整備を終えていたマリアは、保護カプセルに入れられ、人類の大半が死滅した世界で、マックスに目覚めさせられる迄、長い眠りへとつく。
グエン帝国が、細菌兵器と同時に開発していたのが「キメラ」合成獣だ。
実戦投入は無く、数体の試験体が開発されたが、全て死亡と記録にはあった。
キメラの特徴は、高い効果を持つ物理障壁。
対マリア用の生物兵器、それが「キメラ」だ。
「確かに物理攻撃が効かないのは脅威ですが、今の世の中、魔法が主体です。当時とは違います」
アーロン君は、キメラを脅威とは、考えていなかった。
「だが、物理攻撃がキャンセルされるとなると、アーロンやギム、マリアの攻撃は、通じないという事だ」
「ガオガオガオ」
「ダイル様は、私の魔法もです、と仰っております」
「ぼくの召喚魔法もだね」
魔法には、ざっくり分け、2通りある。
働きかける魔法と、生み出す魔法。
前者は、既に存在するモノに、魔法で働きかける。
アーロンのような、空気に働きかけて、風を生み出す魔法。
ダイルも同じだ。土に働きかけ、状態や形状を変える魔法だ。
考え方は簡単。
水槽の中に水を張る。大きな石を放り込む。
波が出来るが、石を魔法と考えれば、波は魔法ではない。
魔法の効果による、物理現象になる。
後者は、何もない状態から、何かを生み出し、働きかける。
雪姫の氷魔法が、それにあたる。
魔法で氷を生み出し、氷を操り、吹雪にしたり、固まりにし、壁を作り上げたりする。
キメラに効果があるとすれば、後者。生み出す魔法になる。
スノープリンセスで、生み出す魔法を使うのは、雪姫とノアだけだが、世間的には、半数近くが、この魔法を使える。
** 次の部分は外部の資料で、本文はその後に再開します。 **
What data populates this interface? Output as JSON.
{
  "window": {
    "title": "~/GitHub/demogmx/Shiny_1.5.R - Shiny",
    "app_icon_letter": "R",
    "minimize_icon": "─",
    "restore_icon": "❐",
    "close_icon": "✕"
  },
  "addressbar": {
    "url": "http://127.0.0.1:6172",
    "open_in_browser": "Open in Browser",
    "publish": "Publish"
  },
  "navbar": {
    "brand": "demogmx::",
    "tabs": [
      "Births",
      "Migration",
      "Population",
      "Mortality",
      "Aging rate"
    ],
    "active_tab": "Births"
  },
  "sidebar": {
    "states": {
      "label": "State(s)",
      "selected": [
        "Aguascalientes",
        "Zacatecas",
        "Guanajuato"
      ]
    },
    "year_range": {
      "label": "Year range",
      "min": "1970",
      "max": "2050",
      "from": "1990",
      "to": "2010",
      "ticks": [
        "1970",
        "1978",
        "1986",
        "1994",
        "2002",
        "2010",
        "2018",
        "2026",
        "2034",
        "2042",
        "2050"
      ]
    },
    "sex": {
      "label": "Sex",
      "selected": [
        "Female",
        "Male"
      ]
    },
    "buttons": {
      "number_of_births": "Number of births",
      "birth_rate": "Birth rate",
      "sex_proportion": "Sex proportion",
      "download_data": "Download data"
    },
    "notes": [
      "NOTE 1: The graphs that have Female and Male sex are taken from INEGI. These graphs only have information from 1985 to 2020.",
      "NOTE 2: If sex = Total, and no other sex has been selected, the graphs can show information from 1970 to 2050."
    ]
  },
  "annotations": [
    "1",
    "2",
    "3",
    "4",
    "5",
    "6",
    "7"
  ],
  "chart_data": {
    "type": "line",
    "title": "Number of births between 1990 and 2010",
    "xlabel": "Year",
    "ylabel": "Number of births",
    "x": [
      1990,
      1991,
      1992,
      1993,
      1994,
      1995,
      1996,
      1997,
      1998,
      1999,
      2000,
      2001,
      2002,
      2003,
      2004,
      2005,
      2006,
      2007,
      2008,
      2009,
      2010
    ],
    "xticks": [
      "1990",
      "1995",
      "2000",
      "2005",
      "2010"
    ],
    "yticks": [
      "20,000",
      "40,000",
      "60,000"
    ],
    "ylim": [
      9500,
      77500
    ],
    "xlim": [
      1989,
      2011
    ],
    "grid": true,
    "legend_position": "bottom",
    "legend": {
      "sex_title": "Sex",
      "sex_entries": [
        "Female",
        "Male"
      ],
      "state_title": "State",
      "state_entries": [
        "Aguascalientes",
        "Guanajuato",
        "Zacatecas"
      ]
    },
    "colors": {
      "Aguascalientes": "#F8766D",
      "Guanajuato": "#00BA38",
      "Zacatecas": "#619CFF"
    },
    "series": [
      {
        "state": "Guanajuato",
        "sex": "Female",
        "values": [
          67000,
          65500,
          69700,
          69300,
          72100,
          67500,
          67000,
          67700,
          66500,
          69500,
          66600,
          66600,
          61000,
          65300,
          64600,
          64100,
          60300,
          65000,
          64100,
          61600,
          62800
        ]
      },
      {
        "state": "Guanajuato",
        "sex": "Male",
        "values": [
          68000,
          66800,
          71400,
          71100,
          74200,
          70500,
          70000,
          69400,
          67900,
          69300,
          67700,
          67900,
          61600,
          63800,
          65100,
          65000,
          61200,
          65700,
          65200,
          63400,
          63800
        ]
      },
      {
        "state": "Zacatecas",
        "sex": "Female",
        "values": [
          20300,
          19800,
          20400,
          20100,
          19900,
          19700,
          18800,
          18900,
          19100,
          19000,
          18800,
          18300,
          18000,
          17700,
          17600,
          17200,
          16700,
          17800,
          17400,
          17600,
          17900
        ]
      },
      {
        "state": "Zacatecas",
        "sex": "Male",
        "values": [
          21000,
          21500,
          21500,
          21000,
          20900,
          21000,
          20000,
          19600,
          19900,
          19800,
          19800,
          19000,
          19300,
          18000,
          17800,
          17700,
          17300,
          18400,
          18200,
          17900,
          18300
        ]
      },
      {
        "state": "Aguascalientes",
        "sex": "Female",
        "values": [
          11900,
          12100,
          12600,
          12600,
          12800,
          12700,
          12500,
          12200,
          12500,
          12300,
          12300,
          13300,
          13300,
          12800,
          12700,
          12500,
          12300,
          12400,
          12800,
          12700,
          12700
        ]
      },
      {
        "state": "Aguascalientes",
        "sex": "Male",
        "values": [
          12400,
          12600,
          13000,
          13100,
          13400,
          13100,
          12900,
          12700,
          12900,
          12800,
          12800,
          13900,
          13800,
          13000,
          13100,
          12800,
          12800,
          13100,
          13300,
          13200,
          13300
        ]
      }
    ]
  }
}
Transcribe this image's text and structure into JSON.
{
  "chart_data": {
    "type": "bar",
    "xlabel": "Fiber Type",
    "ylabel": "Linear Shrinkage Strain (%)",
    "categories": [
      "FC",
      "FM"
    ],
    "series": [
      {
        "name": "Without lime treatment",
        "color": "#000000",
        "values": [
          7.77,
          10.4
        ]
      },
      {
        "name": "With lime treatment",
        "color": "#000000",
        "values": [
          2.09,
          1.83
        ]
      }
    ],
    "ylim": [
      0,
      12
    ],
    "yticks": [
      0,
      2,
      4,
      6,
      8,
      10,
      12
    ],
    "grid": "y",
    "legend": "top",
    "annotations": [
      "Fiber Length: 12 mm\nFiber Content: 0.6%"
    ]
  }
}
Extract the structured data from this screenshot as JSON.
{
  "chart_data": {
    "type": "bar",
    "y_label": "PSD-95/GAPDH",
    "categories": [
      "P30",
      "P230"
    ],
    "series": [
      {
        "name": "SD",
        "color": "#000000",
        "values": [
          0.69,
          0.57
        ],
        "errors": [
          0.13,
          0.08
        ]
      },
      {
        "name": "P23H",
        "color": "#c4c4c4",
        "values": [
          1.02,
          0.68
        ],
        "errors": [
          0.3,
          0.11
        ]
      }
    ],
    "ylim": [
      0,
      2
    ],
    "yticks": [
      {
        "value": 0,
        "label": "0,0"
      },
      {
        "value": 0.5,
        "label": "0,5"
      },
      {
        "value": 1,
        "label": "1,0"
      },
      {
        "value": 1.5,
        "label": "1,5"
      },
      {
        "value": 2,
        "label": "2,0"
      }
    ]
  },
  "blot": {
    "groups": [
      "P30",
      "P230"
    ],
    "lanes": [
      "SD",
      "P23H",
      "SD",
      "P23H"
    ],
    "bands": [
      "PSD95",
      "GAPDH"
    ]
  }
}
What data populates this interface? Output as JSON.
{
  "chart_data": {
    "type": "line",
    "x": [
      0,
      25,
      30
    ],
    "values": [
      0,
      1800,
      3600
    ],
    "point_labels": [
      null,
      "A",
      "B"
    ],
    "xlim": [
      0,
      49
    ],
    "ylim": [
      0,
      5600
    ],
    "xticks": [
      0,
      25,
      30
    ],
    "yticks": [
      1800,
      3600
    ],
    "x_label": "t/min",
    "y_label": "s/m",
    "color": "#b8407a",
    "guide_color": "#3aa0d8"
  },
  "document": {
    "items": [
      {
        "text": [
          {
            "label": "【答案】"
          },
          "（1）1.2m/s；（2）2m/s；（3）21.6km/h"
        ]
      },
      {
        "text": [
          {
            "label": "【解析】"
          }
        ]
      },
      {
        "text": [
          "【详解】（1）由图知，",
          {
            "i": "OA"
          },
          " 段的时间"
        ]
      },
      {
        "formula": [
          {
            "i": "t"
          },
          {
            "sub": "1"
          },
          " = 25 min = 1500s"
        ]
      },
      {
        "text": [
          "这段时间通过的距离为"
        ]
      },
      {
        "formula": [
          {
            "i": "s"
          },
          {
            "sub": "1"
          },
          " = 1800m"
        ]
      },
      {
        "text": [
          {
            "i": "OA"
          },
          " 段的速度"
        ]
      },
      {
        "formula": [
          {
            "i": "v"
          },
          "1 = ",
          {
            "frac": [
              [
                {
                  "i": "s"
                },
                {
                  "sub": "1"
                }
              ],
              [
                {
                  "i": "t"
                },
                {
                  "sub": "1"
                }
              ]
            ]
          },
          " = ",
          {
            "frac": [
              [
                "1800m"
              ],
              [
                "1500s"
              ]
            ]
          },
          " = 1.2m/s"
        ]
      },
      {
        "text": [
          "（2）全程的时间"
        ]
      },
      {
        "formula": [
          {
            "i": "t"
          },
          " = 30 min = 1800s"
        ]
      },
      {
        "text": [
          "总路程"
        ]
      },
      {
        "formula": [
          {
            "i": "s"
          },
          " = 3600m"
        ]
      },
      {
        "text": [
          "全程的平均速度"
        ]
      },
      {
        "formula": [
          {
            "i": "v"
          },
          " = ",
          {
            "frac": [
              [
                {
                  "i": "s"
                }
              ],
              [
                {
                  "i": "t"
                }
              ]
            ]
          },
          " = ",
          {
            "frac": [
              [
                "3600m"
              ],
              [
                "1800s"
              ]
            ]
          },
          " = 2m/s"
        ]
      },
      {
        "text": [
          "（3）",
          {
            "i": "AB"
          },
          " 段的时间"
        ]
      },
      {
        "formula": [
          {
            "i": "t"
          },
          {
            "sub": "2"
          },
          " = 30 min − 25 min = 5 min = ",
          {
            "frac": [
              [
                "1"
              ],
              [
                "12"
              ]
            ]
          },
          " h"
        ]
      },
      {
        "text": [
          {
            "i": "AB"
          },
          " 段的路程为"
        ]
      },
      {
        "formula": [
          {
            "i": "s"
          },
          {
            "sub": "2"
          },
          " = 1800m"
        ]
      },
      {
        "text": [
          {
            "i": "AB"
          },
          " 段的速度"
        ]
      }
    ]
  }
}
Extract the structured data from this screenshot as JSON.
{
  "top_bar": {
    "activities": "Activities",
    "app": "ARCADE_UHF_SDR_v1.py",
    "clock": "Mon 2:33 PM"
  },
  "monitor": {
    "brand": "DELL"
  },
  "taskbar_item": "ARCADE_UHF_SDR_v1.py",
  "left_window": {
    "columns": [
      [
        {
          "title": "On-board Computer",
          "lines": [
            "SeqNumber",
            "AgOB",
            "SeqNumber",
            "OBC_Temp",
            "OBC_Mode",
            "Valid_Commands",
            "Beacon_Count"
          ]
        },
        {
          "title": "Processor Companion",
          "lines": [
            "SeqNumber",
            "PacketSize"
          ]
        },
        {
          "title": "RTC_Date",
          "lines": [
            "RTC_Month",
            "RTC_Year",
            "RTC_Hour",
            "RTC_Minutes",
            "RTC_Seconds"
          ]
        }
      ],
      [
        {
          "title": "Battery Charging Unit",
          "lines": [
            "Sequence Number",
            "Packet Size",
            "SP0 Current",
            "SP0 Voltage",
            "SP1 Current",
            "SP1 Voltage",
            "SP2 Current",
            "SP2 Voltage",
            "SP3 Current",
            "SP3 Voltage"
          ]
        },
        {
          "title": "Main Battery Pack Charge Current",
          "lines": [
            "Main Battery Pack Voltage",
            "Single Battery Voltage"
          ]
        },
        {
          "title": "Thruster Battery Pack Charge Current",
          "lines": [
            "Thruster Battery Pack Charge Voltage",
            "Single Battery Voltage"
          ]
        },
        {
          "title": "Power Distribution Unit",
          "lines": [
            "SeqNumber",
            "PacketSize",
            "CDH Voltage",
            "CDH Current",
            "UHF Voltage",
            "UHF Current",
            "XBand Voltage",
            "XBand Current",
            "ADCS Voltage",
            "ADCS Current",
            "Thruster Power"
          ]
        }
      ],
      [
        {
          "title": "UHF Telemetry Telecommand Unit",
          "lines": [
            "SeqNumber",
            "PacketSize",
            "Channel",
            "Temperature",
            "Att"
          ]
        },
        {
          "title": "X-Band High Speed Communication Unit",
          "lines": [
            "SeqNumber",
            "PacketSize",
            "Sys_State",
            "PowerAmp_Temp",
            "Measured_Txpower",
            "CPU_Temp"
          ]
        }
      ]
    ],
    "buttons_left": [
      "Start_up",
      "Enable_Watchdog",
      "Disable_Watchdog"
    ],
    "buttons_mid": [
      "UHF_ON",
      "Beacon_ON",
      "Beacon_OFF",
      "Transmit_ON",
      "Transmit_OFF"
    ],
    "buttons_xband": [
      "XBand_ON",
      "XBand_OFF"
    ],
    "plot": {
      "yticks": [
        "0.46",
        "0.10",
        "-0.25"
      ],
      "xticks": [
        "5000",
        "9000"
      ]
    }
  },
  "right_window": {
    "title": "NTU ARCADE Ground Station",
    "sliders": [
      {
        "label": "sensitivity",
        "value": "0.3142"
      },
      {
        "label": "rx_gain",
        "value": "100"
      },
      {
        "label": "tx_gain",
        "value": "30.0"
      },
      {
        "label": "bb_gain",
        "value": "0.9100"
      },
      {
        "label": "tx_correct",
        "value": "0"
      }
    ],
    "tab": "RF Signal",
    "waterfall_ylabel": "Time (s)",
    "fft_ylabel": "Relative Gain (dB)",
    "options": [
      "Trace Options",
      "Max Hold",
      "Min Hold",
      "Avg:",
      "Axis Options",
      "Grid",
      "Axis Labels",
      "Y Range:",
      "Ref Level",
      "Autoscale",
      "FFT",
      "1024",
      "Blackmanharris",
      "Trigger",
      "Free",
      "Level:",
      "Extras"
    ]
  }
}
「でも王様は『由々しき事態』と言っていた。キメラが脅威にならないとは思えないけど」
「たぶん意味が違うのではないでしょうか?王の言う、由々しき事態とは『キメラが居る事』ではないかと思います」
ギャリソンの考えが正解だろう。
キメラは、特殊な製法で作られる。
その施設は、大掛かりなものになるはずだ。今更、キメラの研究をするとは思えない。考えられるのは、既に存在する施設。グエン帝国の遺跡。
『何者かが発掘し、使えるようにした』と考えるべきだ。
「魔人族なら、元グエン帝国の上ですね」
大本命になる。
「昆虫族に、そんな頭はないな」
昆虫族は超大穴だ。
「まさかの、ペイン国、と言う可能性もございますな」
グエン帝国は、ペイン国の一部を領地にしていた。西の小国。あり得ない話ではない。
「兎に角、この話は幹部と付き人だけの秘密」
情報部に情報を貰いたいが、王との約束だ。
あの話をしたのが、この部屋。居たのは幹部と付き人。
約束した以上、今は漏らす訳にはいかない。
ジェームス係長には『人類域で、変わったことは無いか?』とだけ、問い合わせてある。
今は動きある迄、静観しかない。
時代説明って、1000文字程度では無理ある。